Journal

Write Something - Childhood

2006·08·20

Machine-translated from Chinese.  ·  Read original

Writing to my own childhood memories, I am doing this to summarize and reflect on the past 18 years of my life. I hope this article can help you recall your own wonderful years. From birth to the age of 6, when I started school, it was only a short period of six years. However, I don’t have any memories of the first three years, so my “colorful childhood” only lasted for three years. Nevertheless, those three years are the happiest in my memory. But in my mind, those three years are quite chaotic - I only remember a few small things, and I have a hard time recalling the dates and sequence of events.


The Beginning of Memories I really don’t know when I started to have memories or when I began to understand the world around me. I once asked my grandmother, and she said I probably started speaking and having memories around the age of 3. Apparently, when I was born, I lay quietly in bed, staring at the ceiling with my eyes wide open, as if thinking about something, which is why I got the nickname “thoughtful”. For me, the beginning of memories is the fragmented scenes that I can vaguely recall in my mind now - although I don’t know which one is my earliest memory.

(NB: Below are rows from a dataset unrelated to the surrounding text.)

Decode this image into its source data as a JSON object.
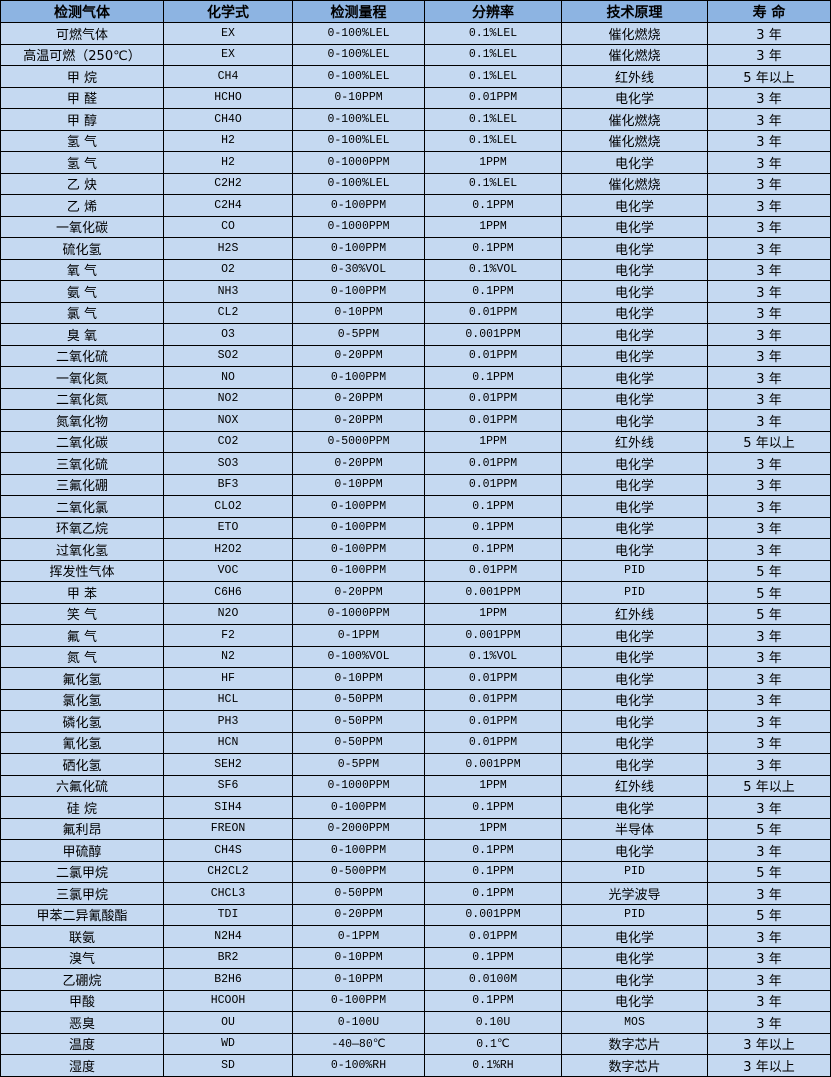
{
  "headers": [
    "检测气体",
    "化学式",
    "检测量程",
    "分辨率",
    "技术原理",
    "寿 命"
  ],
  "rows": [
    [
      "可燃气体",
      "EX",
      "0-100%LEL",
      "0.1%LEL",
      "催化燃烧",
      "3 年"
    ],
    [
      "高温可燃（250℃）",
      "EX",
      "0-100%LEL",
      "0.1%LEL",
      "催化燃烧",
      "3 年"
    ],
    [
      "甲 烷",
      "CH4",
      "0-100%LEL",
      "0.1%LEL",
      "红外线",
      "5 年以上"
    ],
    [
      "甲 醛",
      "HCHO",
      "0-10PPM",
      "0.01PPM",
      "电化学",
      "3 年"
    ],
    [
      "甲 醇",
      "CH4O",
      "0-100%LEL",
      "0.1%LEL",
      "催化燃烧",
      "3 年"
    ],
    [
      "氢 气",
      "H2",
      "0-100%LEL",
      "0.1%LEL",
      "催化燃烧",
      "3 年"
    ],
    [
      "氢 气",
      "H2",
      "0-1000PPM",
      "1PPM",
      "电化学",
      "3 年"
    ],
    [
      "乙 炔",
      "C2H2",
      "0-100%LEL",
      "0.1%LEL",
      "催化燃烧",
      "3 年"
    ],
    [
      "乙 烯",
      "C2H4",
      "0-100PPM",
      "0.1PPM",
      "电化学",
      "3 年"
    ],
    [
      "一氧化碳",
      "CO",
      "0-1000PPM",
      "1PPM",
      "电化学",
      "3 年"
    ],
    [
      "硫化氢",
      "H2S",
      "0-100PPM",
      "0.1PPM",
      "电化学",
      "3 年"
    ],
    [
      "氧 气",
      "O2",
      "0-30%VOL",
      "0.1%VOL",
      "电化学",
      "3 年"
    ],
    [
      "氨 气",
      "NH3",
      "0-100PPM",
      "0.1PPM",
      "电化学",
      "3 年"
    ],
    [
      "氯 气",
      "CL2",
      "0-10PPM",
      "0.01PPM",
      "电化学",
      "3 年"
    ],
    [
      "臭 氧",
      "O3",
      "0-5PPM",
      "0.001PPM",
      "电化学",
      "3 年"
    ],
    [
      "二氧化硫",
      "SO2",
      "0-20PPM",
      "0.01PPM",
      "电化学",
      "3 年"
    ],
    [
      "一氧化氮",
      "NO",
      "0-100PPM",
      "0.1PPM",
      "电化学",
      "3 年"
    ],
    [
      "二氧化氮",
      "NO2",
      "0-20PPM",
      "0.01PPM",
      "电化学",
      "3 年"
    ],
    [
      "氮氧化物",
      "NOX",
      "0-20PPM",
      "0.01PPM",
      "电化学",
      "3 年"
    ],
    [
      "二氧化碳",
      "CO2",
      "0-5000PPM",
      "1PPM",
      "红外线",
      "5 年以上"
    ],
    [
      "三氧化硫",
      "SO3",
      "0-20PPM",
      "0.01PPM",
      "电化学",
      "3 年"
    ],
    [
      "三氟化硼",
      "BF3",
      "0-10PPM",
      "0.01PPM",
      "电化学",
      "3 年"
    ],
    [
      "二氧化氯",
      "CLO2",
      "0-100PPM",
      "0.1PPM",
      "电化学",
      "3 年"
    ],
    [
      "环氧乙烷",
      "ETO",
      "0-100PPM",
      "0.1PPM",
      "电化学",
      "3 年"
    ],
    [
      "过氧化氢",
      "H2O2",
      "0-100PPM",
      "0.1PPM",
      "电化学",
      "3 年"
    ],
    [
      "挥发性气体",
      "VOC",
      "0-100PPM",
      "0.01PPM",
      "PID",
      "5 年"
    ],
    [
      "甲 苯",
      "C6H6",
      "0-20PPM",
      "0.001PPM",
      "PID",
      "5 年"
    ],
    [
      "笑 气",
      "N2O",
      "0-1000PPM",
      "1PPM",
      "红外线",
      "5 年"
    ],
    [
      "氟 气",
      "F2",
      "0-1PPM",
      "0.001PPM",
      "电化学",
      "3 年"
    ],
    [
      "氮 气",
      "N2",
      "0-100%VOL",
      "0.1%VOL",
      "电化学",
      "3 年"
    ],
    [
      "氟化氢",
      "HF",
      "0-10PPM",
      "0.01PPM",
      "电化学",
      "3 年"
    ],
    [
      "氯化氢",
      "HCL",
      "0-50PPM",
      "0.01PPM",
      "电化学",
      "3 年"
    ],
    [
      "磷化氢",
      "PH3",
      "0-50PPM",
      "0.01PPM",
      "电化学",
      "3 年"
    ],
    [
      "氰化氢",
      "HCN",
      "0-50PPM",
      "0.01PPM",
      "电化学",
      "3 年"
    ],
    [
      "硒化氢",
      "SEH2",
      "0-5PPM",
      "0.001PPM",
      "电化学",
      "3 年"
    ],
    [
      "六氟化硫",
      "SF6",
      "0-1000PPM",
      "1PPM",
      "红外线",
      "5 年以上"
    ],
    [
      "硅 烷",
      "SIH4",
      "0-100PPM",
      "0.1PPM",
      "电化学",
      "3 年"
    ],
    [
      "氟利昂",
      "FREON",
      "0-2000PPM",
      "1PPM",
      "半导体",
      "5 年"
    ],
    [
      "甲硫醇",
      "CH4S",
      "0-100PPM",
      "0.1PPM",
      "电化学",
      "3 年"
    ],
    [
      "二氯甲烷",
      "CH2CL2",
      "0-500PPM",
      "0.1PPM",
      "PID",
      "5 年"
    ],
    [
      "三氯甲烷",
      "CHCL3",
      "0-50PPM",
      "0.1PPM",
      "光学波导",
      "3 年"
    ],
    [
      "甲苯二异氰酸酯",
      "TDI",
      "0-20PPM",
      "0.001PPM",
      "PID",
      "5 年"
    ],
    [
      "联氨",
      "N2H4",
      "0-1PPM",
      "0.01PPM",
      "电化学",
      "3 年"
    ],
    [
      "溴气",
      "BR2",
      "0-10PPM",
      "0.1PPM",
      "电化学",
      "3 年"
    ],
    [
      "乙硼烷",
      "B2H6",
      "0-10PPM",
      "0.0100M",
      "电化学",
      "3 年"
    ],
    [
      "甲酸",
      "HCOOH",
      "0-100PPM",
      "0.1PPM",
      "电化学",
      "3 年"
    ],
    [
      "恶臭",
      "OU",
      "0-100U",
      "0.10U",
      "MOS",
      "3 年"
    ],
    [
      "温度",
      "WD",
      "-40—80℃",
      "0.1℃",
      "数字芯片",
      "3 年以上"
    ],
    [
      "湿度",
      "SD",
      "0-100%RH",
      "0.1%RH",
      "数字芯片",
      "3 年以上"
    ]
  ],
  "colors": {
    "header_bg": "#8db4e2",
    "row_bg": "#c5d9f1"
  }
}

Grandma’s House I loved living at my grandma’s house because I spent most of my childhood there. I started living there when I was just a few months old. I remember that every time I went back to my own home, I would cry. What I remember most clearly is that at my grandma’s house, my grandfather would make fruit juice with a particularly strong flavor, while my dad’s fruit juice at home was always too sour. I think this might be one of the reasons I disliked going back home. My cousin also lived at my grandma’s house, so I could play with her. Of course, when we were young, we fought more often than played :) . My cousin (I’ll just call her Olivia, as I’m used to it) would go to kindergarten every day, while I hated going there, so I was usually alone at home in the mornings and afternoons, which gave me more time to do what I wanted.

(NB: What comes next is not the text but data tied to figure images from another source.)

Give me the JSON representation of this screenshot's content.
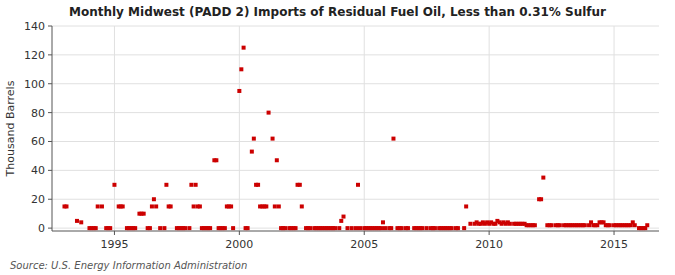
{
  "chart_data": {
    "type": "scatter",
    "title": "Monthly Midwest (PADD 2) Imports of Residual Fuel Oil, Less than 0.31% Sulfur",
    "y_label": "Thousand Barrels",
    "annotations": [
      "Source: U.S. Energy Information Administration"
    ],
    "color": "#cc0000",
    "marker": "square",
    "grid": true,
    "xlim": [
      1992.5,
      2016.8
    ],
    "ylim": [
      -2,
      140
    ],
    "xticks": [
      1995,
      2000,
      2005,
      2010,
      2015
    ],
    "yticks": [
      0,
      20,
      40,
      60,
      80,
      100,
      120,
      140
    ],
    "x": [
      1993.0,
      1993.08,
      1993.5,
      1993.67,
      1994.0,
      1994.08,
      1994.17,
      1994.25,
      1994.33,
      1994.5,
      1994.67,
      1994.75,
      1994.83,
      1995.0,
      1995.17,
      1995.25,
      1995.33,
      1995.5,
      1995.58,
      1995.67,
      1995.75,
      1995.83,
      1996.0,
      1996.08,
      1996.17,
      1996.33,
      1996.42,
      1996.5,
      1996.58,
      1996.67,
      1996.83,
      1997.0,
      1997.08,
      1997.17,
      1997.25,
      1997.5,
      1997.58,
      1997.67,
      1997.75,
      1997.83,
      1998.0,
      1998.08,
      1998.17,
      1998.25,
      1998.33,
      1998.42,
      1998.5,
      1998.58,
      1998.67,
      1998.75,
      1998.83,
      1999.0,
      1999.08,
      1999.17,
      1999.25,
      1999.33,
      1999.42,
      1999.5,
      1999.58,
      1999.67,
      1999.75,
      2000.0,
      2000.08,
      2000.17,
      2000.25,
      2000.33,
      2000.5,
      2000.58,
      2000.67,
      2000.75,
      2000.83,
      2000.92,
      2001.0,
      2001.08,
      2001.17,
      2001.33,
      2001.42,
      2001.5,
      2001.58,
      2001.67,
      2001.75,
      2001.83,
      2002.0,
      2002.08,
      2002.17,
      2002.25,
      2002.33,
      2002.42,
      2002.5,
      2002.67,
      2002.75,
      2002.83,
      2003.0,
      2003.08,
      2003.17,
      2003.25,
      2003.33,
      2003.42,
      2003.5,
      2003.58,
      2003.67,
      2003.75,
      2003.83,
      2004.0,
      2004.08,
      2004.17,
      2004.33,
      2004.5,
      2004.67,
      2004.75,
      2004.83,
      2005.0,
      2005.08,
      2005.17,
      2005.25,
      2005.33,
      2005.42,
      2005.5,
      2005.58,
      2005.67,
      2005.75,
      2005.83,
      2006.0,
      2006.08,
      2006.17,
      2006.33,
      2006.42,
      2006.5,
      2006.67,
      2006.75,
      2007.0,
      2007.08,
      2007.17,
      2007.25,
      2007.33,
      2007.5,
      2007.67,
      2007.75,
      2007.83,
      2008.0,
      2008.08,
      2008.17,
      2008.25,
      2008.33,
      2008.42,
      2008.5,
      2008.67,
      2008.75,
      2009.0,
      2009.08,
      2009.25,
      2009.42,
      2009.5,
      2009.58,
      2009.67,
      2009.75,
      2009.83,
      2009.92,
      2010.0,
      2010.08,
      2010.17,
      2010.25,
      2010.33,
      2010.42,
      2010.5,
      2010.58,
      2010.67,
      2010.75,
      2010.83,
      2011.0,
      2011.08,
      2011.17,
      2011.25,
      2011.33,
      2011.42,
      2011.5,
      2011.58,
      2011.67,
      2011.75,
      2011.83,
      2012.0,
      2012.08,
      2012.17,
      2012.33,
      2012.42,
      2012.5,
      2012.67,
      2012.75,
      2012.83,
      2013.0,
      2013.08,
      2013.17,
      2013.25,
      2013.33,
      2013.42,
      2013.5,
      2013.58,
      2013.67,
      2013.75,
      2013.83,
      2014.0,
      2014.08,
      2014.17,
      2014.25,
      2014.33,
      2014.42,
      2014.5,
      2014.58,
      2014.67,
      2014.75,
      2014.83,
      2015.0,
      2015.08,
      2015.17,
      2015.25,
      2015.33,
      2015.42,
      2015.5,
      2015.58,
      2015.67,
      2015.75,
      2015.83,
      2016.0,
      2016.08,
      2016.17,
      2016.25,
      2016.33
    ],
    "values": [
      15,
      15,
      5,
      4,
      0,
      0,
      0,
      0,
      15,
      15,
      0,
      0,
      0,
      30,
      15,
      15,
      15,
      0,
      0,
      0,
      0,
      0,
      10,
      10,
      10,
      0,
      0,
      15,
      20,
      15,
      0,
      0,
      30,
      15,
      15,
      0,
      0,
      0,
      0,
      0,
      0,
      30,
      15,
      30,
      15,
      15,
      0,
      0,
      0,
      0,
      0,
      47,
      47,
      0,
      0,
      0,
      0,
      15,
      15,
      15,
      0,
      95,
      110,
      125,
      0,
      0,
      53,
      62,
      30,
      30,
      15,
      15,
      15,
      15,
      80,
      62,
      15,
      47,
      15,
      0,
      0,
      0,
      0,
      0,
      0,
      0,
      30,
      30,
      15,
      0,
      0,
      0,
      0,
      0,
      0,
      0,
      0,
      0,
      0,
      0,
      0,
      0,
      0,
      0,
      5,
      8,
      0,
      0,
      0,
      30,
      0,
      0,
      0,
      0,
      0,
      0,
      0,
      0,
      0,
      0,
      4,
      0,
      0,
      0,
      62,
      0,
      0,
      0,
      0,
      0,
      0,
      0,
      0,
      0,
      0,
      0,
      0,
      0,
      0,
      0,
      0,
      0,
      0,
      0,
      0,
      0,
      0,
      0,
      0,
      15,
      3,
      3,
      4,
      3,
      3,
      4,
      3,
      4,
      3,
      4,
      3,
      3,
      5,
      4,
      3,
      4,
      3,
      4,
      3,
      3,
      3,
      3,
      3,
      3,
      3,
      2,
      2,
      2,
      2,
      2,
      20,
      20,
      35,
      2,
      2,
      2,
      2,
      2,
      2,
      2,
      2,
      2,
      2,
      2,
      2,
      2,
      2,
      2,
      2,
      2,
      2,
      4,
      2,
      2,
      2,
      4,
      4,
      4,
      2,
      2,
      2,
      2,
      2,
      2,
      2,
      2,
      2,
      2,
      2,
      2,
      4,
      2,
      0,
      0,
      0,
      0,
      2
    ]
  }
}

English Learning English was once my favorite thing to do. I remember one day when I was living at my grandma’s house, my dad came to visit me and brought a newspaper. He told me about an English learning program called “Maze’s Story” (I searched for it online, and it’s still available), and I would watch it every day at the same time. At that time, everything seemed new and exciting to me, but now I think I was more interested in watching the animation than learning a foreign language. I don’t think I ever finished watching the entire series, but it sparked my enthusiasm for learning English. Later, I started learning “Children’s English” with a set of books and cassette tapes that my dad bought for me. I would listen to one lesson every day, carefully following along, and I wouldn’t allow myself to listen to the next lesson until the next day. Looking back, this was a very wise approach - if I had listened to multiple lessons in one day, I would have lost interest once the novelty wore off. This passion for learning lasted for a long time. I remember being fascinated by every new word I learned, such as “get up”, “bee”, “ant”, and “apple”. Now, listing them here seems meaningless, but at the time, I was crazy about these words - I don’t know why. Later, I bought “Middle School Oral English”, which represented the awful exam-oriented education system, but I lost interest after reading just one page. I bought a few more books, and one of them had a lesson that I could recite fluently, so every time I visited someone, I would recite that lesson to them. My interest in English began to wane - if my dad had led me to learn English, then he was also the reason I started to dislike it :( . My dad began to explain grammar to me and my sister, but I, relying on my prior knowledge, wouldn’t listen (in fact, I didn’t like being forced to learn). Then, one time, my dad tested me on the singular and plural forms of nouns, and I got one wrong. After that, my interest in learning English decreased significantly. However, I still claimed to be good at English, even though it was just an empty boast.